Quel qu'en fût le prix, il venait à nouveau d'exister sur la scène médiatique, par la grâce d'une apparition bêtifiante qui le condamnait irrémédiablement à l'opprobre publique. Heureusement pour lui, une cohorte de "has been" avait eu la même velléité, de sorte qu'on oublia tout ce petit monde aussitôt l'écran éteint.

Ce soir-là donc, dans la susdite émission, Jean-Marie Bigard affecta des manières qu'on ne lui connaissait pas, mais qui ne le rendirent pas plus sympathique pour autant. Au contraire. Disons qu'à ses habituelles fariboles, il ajouta une prévenance si cauteleuse que le pauvre Roucas dut regretter de ne pas s'être désisté au profit de Pierre Douglas.

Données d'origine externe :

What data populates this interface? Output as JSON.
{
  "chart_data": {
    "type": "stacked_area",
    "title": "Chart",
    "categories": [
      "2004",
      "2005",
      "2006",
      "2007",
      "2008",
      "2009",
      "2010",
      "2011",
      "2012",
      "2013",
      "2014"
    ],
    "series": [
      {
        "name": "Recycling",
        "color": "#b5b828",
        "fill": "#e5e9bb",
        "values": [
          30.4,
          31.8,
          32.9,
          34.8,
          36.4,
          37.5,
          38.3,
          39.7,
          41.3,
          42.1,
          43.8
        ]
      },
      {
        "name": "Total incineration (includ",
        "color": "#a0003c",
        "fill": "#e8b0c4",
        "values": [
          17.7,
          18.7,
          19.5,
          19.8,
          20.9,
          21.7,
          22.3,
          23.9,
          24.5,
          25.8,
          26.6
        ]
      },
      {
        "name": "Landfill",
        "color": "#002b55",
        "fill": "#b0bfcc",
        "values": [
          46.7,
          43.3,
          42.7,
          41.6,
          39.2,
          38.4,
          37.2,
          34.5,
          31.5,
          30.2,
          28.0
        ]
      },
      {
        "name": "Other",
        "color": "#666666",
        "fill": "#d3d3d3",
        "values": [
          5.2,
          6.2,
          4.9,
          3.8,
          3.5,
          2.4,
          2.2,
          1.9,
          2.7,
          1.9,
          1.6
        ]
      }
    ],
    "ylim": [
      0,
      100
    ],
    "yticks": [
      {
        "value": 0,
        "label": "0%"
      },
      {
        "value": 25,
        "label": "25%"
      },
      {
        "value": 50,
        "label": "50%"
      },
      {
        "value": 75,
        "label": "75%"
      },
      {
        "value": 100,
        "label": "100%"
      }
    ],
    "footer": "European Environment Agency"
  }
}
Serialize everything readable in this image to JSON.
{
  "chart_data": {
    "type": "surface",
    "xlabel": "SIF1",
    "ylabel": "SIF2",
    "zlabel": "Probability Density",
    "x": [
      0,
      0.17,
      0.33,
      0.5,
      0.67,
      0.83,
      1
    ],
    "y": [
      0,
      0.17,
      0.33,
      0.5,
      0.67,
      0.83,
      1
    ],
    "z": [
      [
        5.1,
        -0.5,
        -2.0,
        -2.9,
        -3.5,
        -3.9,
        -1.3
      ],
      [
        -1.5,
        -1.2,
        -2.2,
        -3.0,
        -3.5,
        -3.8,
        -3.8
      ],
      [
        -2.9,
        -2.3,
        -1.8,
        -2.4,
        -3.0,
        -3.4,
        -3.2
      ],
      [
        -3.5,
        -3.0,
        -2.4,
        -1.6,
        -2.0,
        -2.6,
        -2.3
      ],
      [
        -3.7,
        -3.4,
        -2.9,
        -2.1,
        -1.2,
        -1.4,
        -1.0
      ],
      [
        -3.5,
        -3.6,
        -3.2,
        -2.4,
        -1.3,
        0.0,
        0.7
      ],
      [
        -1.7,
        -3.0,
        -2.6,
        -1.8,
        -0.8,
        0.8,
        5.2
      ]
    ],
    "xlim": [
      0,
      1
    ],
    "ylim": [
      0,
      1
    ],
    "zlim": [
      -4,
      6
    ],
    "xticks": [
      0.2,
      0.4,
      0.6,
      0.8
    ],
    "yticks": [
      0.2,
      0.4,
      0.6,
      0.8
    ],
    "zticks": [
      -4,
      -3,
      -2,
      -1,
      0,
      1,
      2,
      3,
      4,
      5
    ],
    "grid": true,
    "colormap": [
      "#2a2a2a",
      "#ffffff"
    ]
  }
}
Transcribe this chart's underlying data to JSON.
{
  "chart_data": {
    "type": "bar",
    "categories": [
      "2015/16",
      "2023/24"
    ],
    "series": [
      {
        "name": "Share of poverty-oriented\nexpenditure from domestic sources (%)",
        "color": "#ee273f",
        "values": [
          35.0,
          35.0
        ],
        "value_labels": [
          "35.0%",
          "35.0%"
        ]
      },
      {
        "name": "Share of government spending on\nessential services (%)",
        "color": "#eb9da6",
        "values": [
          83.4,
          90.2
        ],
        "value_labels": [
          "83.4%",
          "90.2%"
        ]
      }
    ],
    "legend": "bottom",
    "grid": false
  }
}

En fait, l'on ignorait l'intimité de ces deux stars du rire. C'est elle qui poussa sans doute l'inénarrable parangon de la poilade à cette licence poétique : "Mon Jeannot".

A qui Bigard faisait-il allusion ? A Jeannot-Lapin ?

En tout cas, pourfendu par l'hypocoristique formule, Jean Roucas se figea dans un mutisme réprobateur.